As the morning would progress, it was inevitable that in some mysterious, unexplained way, a ball of fishing line would emerge at the end of my pole. A tangled ball of confusion would show up inviting me to take the time to untangle. This, of course, would be nothing more than a deceptive exercise in futility and further exacerbate the frustration of the day – yeah, sort of like the economy.
The tangled ball of fishing line of my youth pales in comparison to today’s economic blob we attempt to unwind. We pull one of the loose ends for a few seconds and it gives us the false hope of unwinding. As our progress comes to an abrupt stop, only then do we realize a tighter knot will be the result. Truly, our economy is intertwined with the goings on around the globe. Nothing inside the economy is operating independently or unilaterally. Oh, what a tangled web we weave.
Yep, the economic woes of Greece and Spain adversely affect our stock market. Yeah, reduced American wealth leads to reduced consumer spending. Subsequently, this leads, in part, to cuts in school districts, state governments and local municipalities. Reduced tax revenue equates to reduced services and jobs, and less spending.
Oh yeah, another thing to watch. We’re holding our breath that there will not be a geo-political uprising anywhere in the world any time soon – that means more upset.
In response to tough times, folks are trying to save more money which, in turn, means even less spending. Without spending, we buy less stuff. Because of less stuff, less people work; which means more unemployment. That means even less spending; which insures further reductions in jobs. Is there more?

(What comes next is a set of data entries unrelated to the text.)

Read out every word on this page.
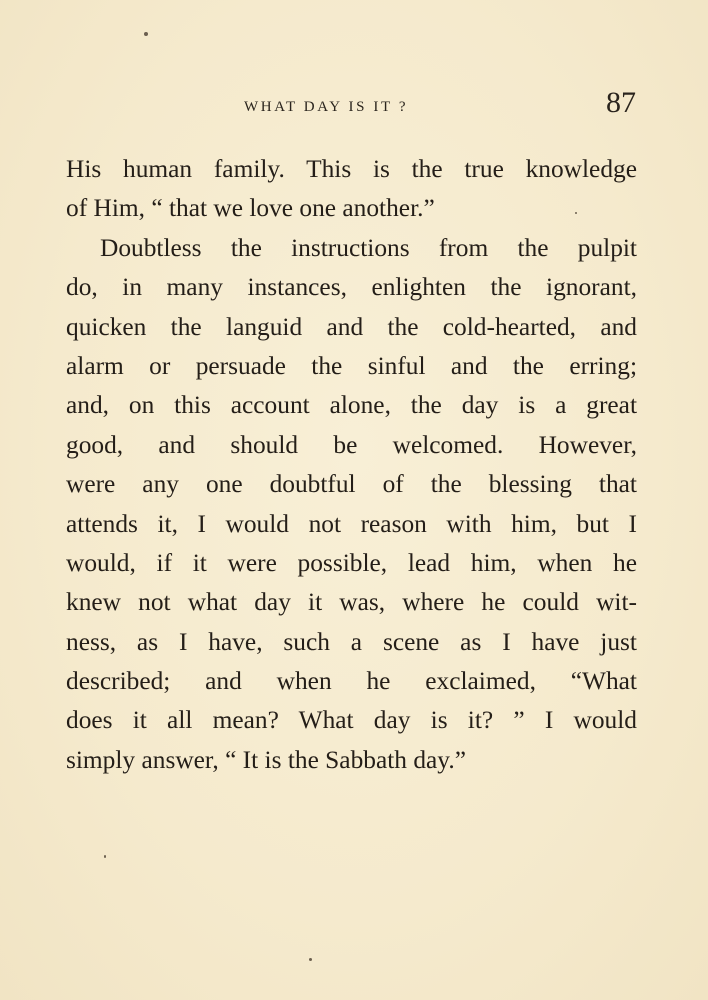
WHAT DAY IS IT ?	87
His human family. This is the true knowledge
of Him, “ that we love one another.”
Doubtless the instructions from the pulpit
do, in many instances, enlighten the ignorant,
quicken the languid and the cold-hearted, and
alarm or persuade the sinful and the erring;
and, on this account alone, the day is a great
good, and should be welcomed. However,
were any one doubtful of the blessing that
attends it, I would not reason with him, but I
would, if it were possible, lead him, when he
knew not what day it was, where he could wit-
ness, as I have, such a scene as I have just
described; and when he exclaimed, “What
does it all mean? What day is it? ” I would
simply answer, “ It is the Sabbath day.”
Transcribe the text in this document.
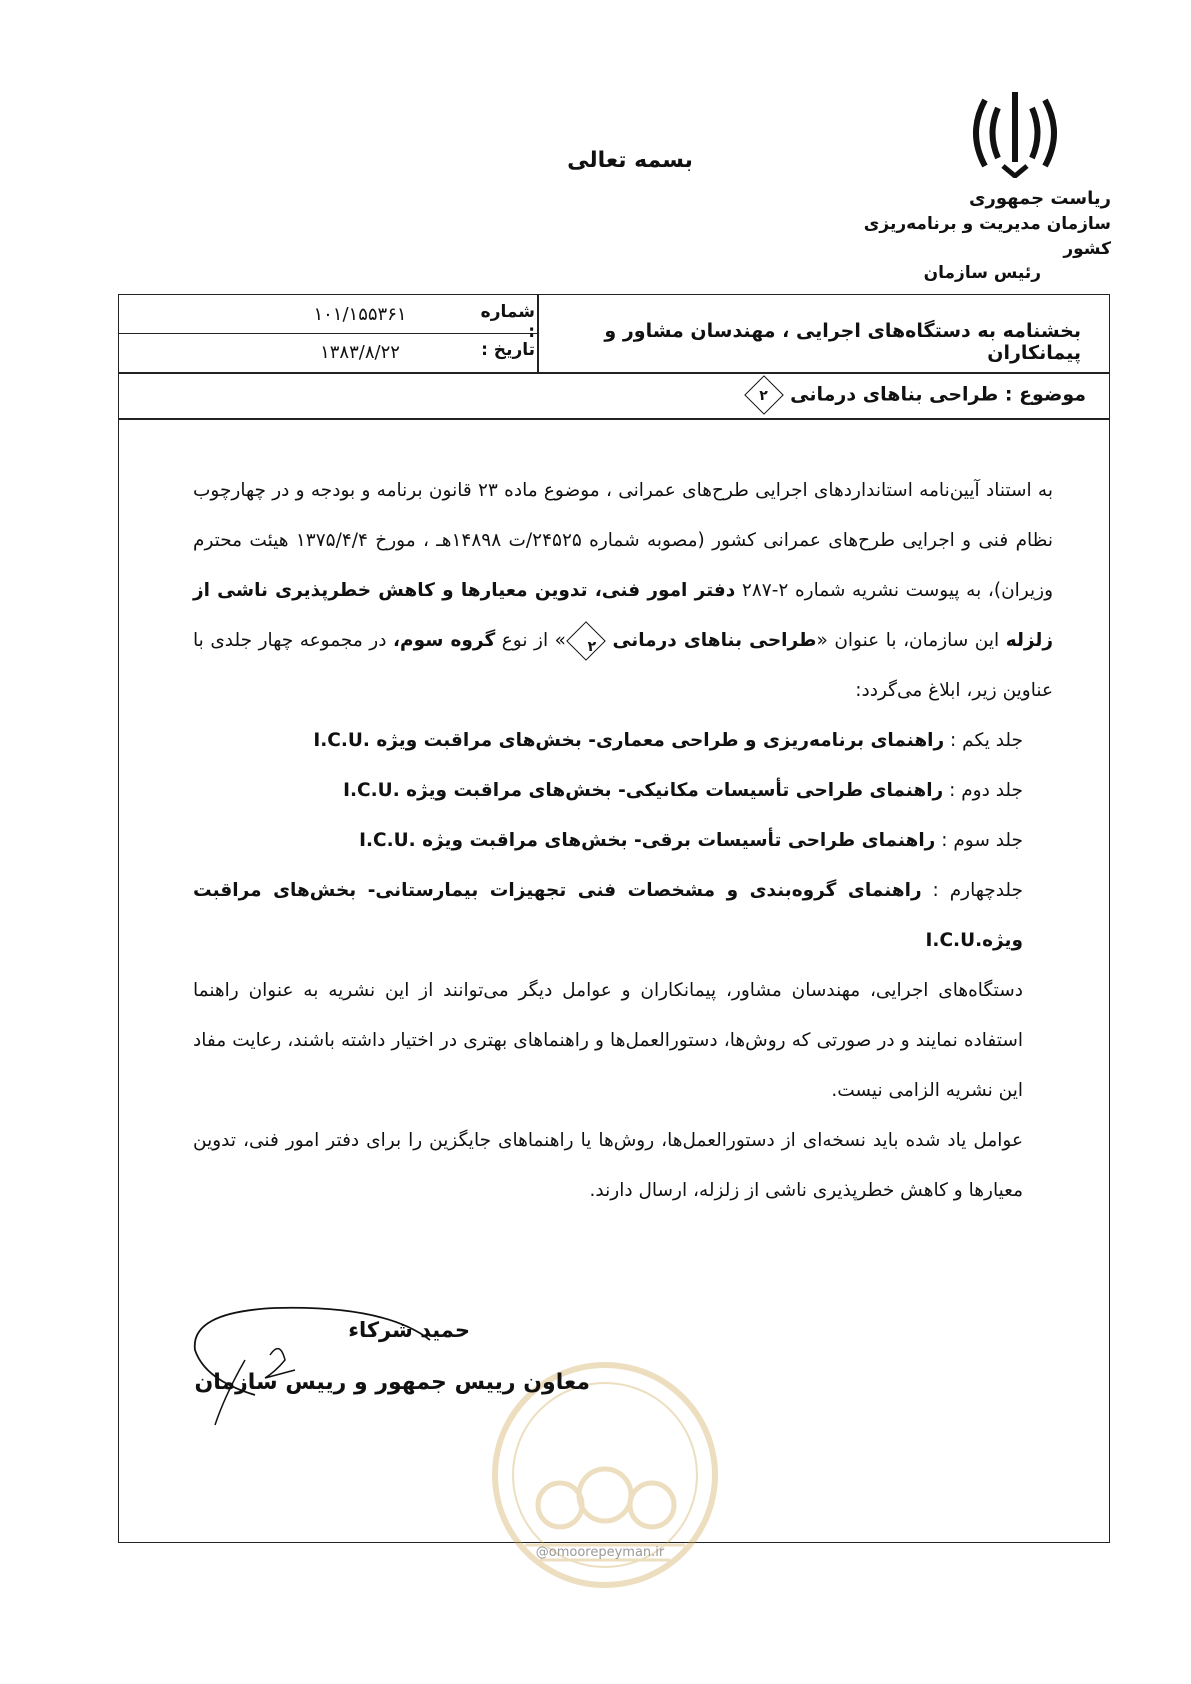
بسمه تعالی
ریاست جمهوری
سازمان مدیریت و برنامه‌ریزی کشور
رئیس سازمان
شماره :
۱۰۱/۱۵۵۳۶۱
تاریخ :
۱۳۸۳/۸/۲۲
بخشنامه به دستگاه‌های اجرایی ، مهندسان مشاور و پیمانکاران
موضوع : طراحی بناهای درمانی ۲

به استناد آیین‌نامه استانداردهای اجرایی طرح‌های عمرانی ، موضوع ماده ۲۳ قانون برنامه و بودجه و در چهارچوب نظام فنی و اجرایی طرح‌های عمرانی کشور (مصوبه شماره ۲۴۵۲۵/ت ۱۴۸۹۸هـ ، مورخ ۱۳۷۵/۴/۴ هیئت محترم وزیران)، به پیوست نشریه شماره ۲-۲۸۷ دفتر امور فنی، تدوین معیارها و کاهش خطرپذیری ناشی از زلزله این سازمان، با عنوان «طراحی بناهای درمانی ۲» از نوع گروه سوم، در مجموعه چهار جلدی با عناوین زیر، ابلاغ می‌گردد:

جلد یکم : راهنمای برنامه‌ریزی و طراحی معماری- بخش‌های مراقبت ویژه .I.C.U

جلد دوم : راهنمای طراحی تأسیسات مکانیکی- بخش‌های مراقبت ویژه .I.C.U

جلد سوم : راهنمای طراحی تأسیسات برقی- بخش‌های مراقبت ویژه .I.C.U

جلدچهارم : راهنمای گروه‌بندی و مشخصات فنی تجهیزات بیمارستانی- بخش‌های مراقبت ویژه.I.C.U

دستگاه‌های اجرایی، مهندسان مشاور، پیمانکاران و عوامل دیگر می‌توانند از این نشریه به عنوان راهنما استفاده نمایند و در صورتی که روش‌ها، دستورالعمل‌ها و راهنماهای بهتری در اختیار داشته باشند، رعایت مفاد این نشریه الزامی نیست.

عوامل یاد شده باید نسخه‌ای از دستورالعمل‌ها، روش‌ها یا راهنماهای جایگزین را برای دفتر امور فنی، تدوین معیارها و کاهش خطرپذیری ناشی از زلزله، ارسال دارند.

حمید شرکاء
معاون رییس جمهور و رییس سازمان
@omoorepeyman.ir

Gas prices usually drift north in the summer. That means the transportation costs from manufacturers to grocery shelves are more expensive. This usually means that the gas costs get passed along to us, but not right now. Right now, we’re not spending money. So if prices go up, then we’ll spend even less. That means low-to-no inflation. That’s a good thing, right? Unfortunately, that borders on deflation, and that’s not good. As a result, that means nobody makes any return on their savings. In addition, cheap prices mean fewer profits from sales. Uh-oh, it all ends up leading to slower job creation. Make it stop. Please make it stop!
So, when private businesses and consumers don’t spend money, the government does. Seems reasonable except that the government doesn’t have the money to spend. That means we (the good ol’ USA) go into debt. That debt is expensive and is usually paid for by increasing taxes on wages, goods, services, etc. When we pay more taxes, we have less to spend and save. That can’t be good, can it?
Growing up, fishing was OK. Messing around on the shore when I should have been fishing was even more fun. But that nasty ball of fishing line – what a pain! Hindsight being 20/20, the convoluted ball of line was nothing compared to the current economic crisis. Where do we go from here? Didn’t somebody say the recession was over? Well then, let’s get going.